# Trail riding this weekend



## Trailblazer (Jun 27, 2007)

Hey guys were is a desent place to take my 2 nephews trail riding within 100 - 150 miles of Clio Mi? I'm taken my ATV up from IL and want to take them riding. They are 10 and 13 have their own dirt bikes. 50 and 80 CC so got to kinda watch what we get into. I took them to Gladwin trails a few weeks ago and the 50 just didn't want to go in all the sandy hills. Thanks for any input.


----------



## eddiejohn4 (Dec 23, 2005)

Leota trail system in leota. ( north of Clare and west of Harrison)


----------



## fasthunter (Sep 15, 2006)

eddiejohn4 said:


> Leota trail system in leota. ( north of Clare and west of Harrison)

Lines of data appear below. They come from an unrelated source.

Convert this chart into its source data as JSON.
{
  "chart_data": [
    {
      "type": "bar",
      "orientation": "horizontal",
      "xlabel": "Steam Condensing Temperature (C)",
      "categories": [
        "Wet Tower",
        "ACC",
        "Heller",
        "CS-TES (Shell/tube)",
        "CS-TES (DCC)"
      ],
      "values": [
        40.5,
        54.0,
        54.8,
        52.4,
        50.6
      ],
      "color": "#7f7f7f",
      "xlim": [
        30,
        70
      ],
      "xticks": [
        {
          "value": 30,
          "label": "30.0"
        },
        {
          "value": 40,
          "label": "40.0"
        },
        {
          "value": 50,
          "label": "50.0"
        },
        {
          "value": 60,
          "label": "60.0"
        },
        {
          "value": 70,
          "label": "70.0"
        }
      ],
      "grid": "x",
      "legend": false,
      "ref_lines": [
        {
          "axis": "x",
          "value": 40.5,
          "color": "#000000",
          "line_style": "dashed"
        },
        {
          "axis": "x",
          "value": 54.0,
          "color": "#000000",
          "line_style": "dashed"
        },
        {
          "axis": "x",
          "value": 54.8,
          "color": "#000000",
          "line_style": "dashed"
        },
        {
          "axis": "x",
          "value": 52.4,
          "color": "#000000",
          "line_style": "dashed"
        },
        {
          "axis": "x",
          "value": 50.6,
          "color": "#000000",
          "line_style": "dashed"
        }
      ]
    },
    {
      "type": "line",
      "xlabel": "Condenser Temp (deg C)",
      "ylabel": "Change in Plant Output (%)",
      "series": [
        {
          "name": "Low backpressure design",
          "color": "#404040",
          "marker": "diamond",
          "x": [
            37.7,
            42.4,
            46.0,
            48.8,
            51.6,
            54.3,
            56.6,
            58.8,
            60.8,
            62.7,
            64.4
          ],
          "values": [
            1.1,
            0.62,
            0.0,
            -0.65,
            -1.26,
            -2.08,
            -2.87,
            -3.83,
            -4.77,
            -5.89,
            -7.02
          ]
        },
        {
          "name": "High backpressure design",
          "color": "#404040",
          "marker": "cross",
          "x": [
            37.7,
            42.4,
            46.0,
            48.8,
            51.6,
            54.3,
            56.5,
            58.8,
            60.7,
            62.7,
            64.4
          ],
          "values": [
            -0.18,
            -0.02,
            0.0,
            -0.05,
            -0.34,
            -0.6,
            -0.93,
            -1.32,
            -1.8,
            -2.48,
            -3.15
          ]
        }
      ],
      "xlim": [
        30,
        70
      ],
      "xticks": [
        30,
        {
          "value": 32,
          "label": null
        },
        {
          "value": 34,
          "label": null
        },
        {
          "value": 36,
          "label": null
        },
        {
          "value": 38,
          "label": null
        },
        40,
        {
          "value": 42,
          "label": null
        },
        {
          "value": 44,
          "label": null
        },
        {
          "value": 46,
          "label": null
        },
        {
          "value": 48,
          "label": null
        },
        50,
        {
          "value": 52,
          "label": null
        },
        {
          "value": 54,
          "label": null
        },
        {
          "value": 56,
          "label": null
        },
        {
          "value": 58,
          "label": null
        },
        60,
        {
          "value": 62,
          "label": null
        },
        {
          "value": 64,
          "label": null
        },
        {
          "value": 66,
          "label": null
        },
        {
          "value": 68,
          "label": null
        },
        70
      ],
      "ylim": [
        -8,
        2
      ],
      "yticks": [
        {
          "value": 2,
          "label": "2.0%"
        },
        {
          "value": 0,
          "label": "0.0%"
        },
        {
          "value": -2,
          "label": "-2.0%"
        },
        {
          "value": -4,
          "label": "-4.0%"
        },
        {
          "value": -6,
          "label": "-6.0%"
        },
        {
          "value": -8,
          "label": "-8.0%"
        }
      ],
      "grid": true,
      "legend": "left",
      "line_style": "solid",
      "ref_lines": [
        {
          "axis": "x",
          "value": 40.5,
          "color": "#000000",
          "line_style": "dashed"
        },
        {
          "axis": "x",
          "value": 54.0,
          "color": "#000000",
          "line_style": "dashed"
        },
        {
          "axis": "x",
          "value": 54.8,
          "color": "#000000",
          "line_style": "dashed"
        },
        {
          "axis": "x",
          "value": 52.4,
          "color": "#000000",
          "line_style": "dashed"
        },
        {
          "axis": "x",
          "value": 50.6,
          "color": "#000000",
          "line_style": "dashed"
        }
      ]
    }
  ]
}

 Is that the trail system where Heather was beating on my back!!!:lol: :lol: :lol: :lol: :lol:


----------



## eddiejohn4 (Dec 23, 2005)

Yep that be the one.:lol:


----------



## fasthunter (Sep 15, 2006)

:evilsmile:evilsmile:evil: That was fun Eddie.


----------



## Westlakedrive (Feb 25, 2005)

You can check out Baldwin/ Lake County. Its Manistee National Forest not state land. http://www.fs.fed.us/r9/hmnf/pages/Recreation/orving.htm


----------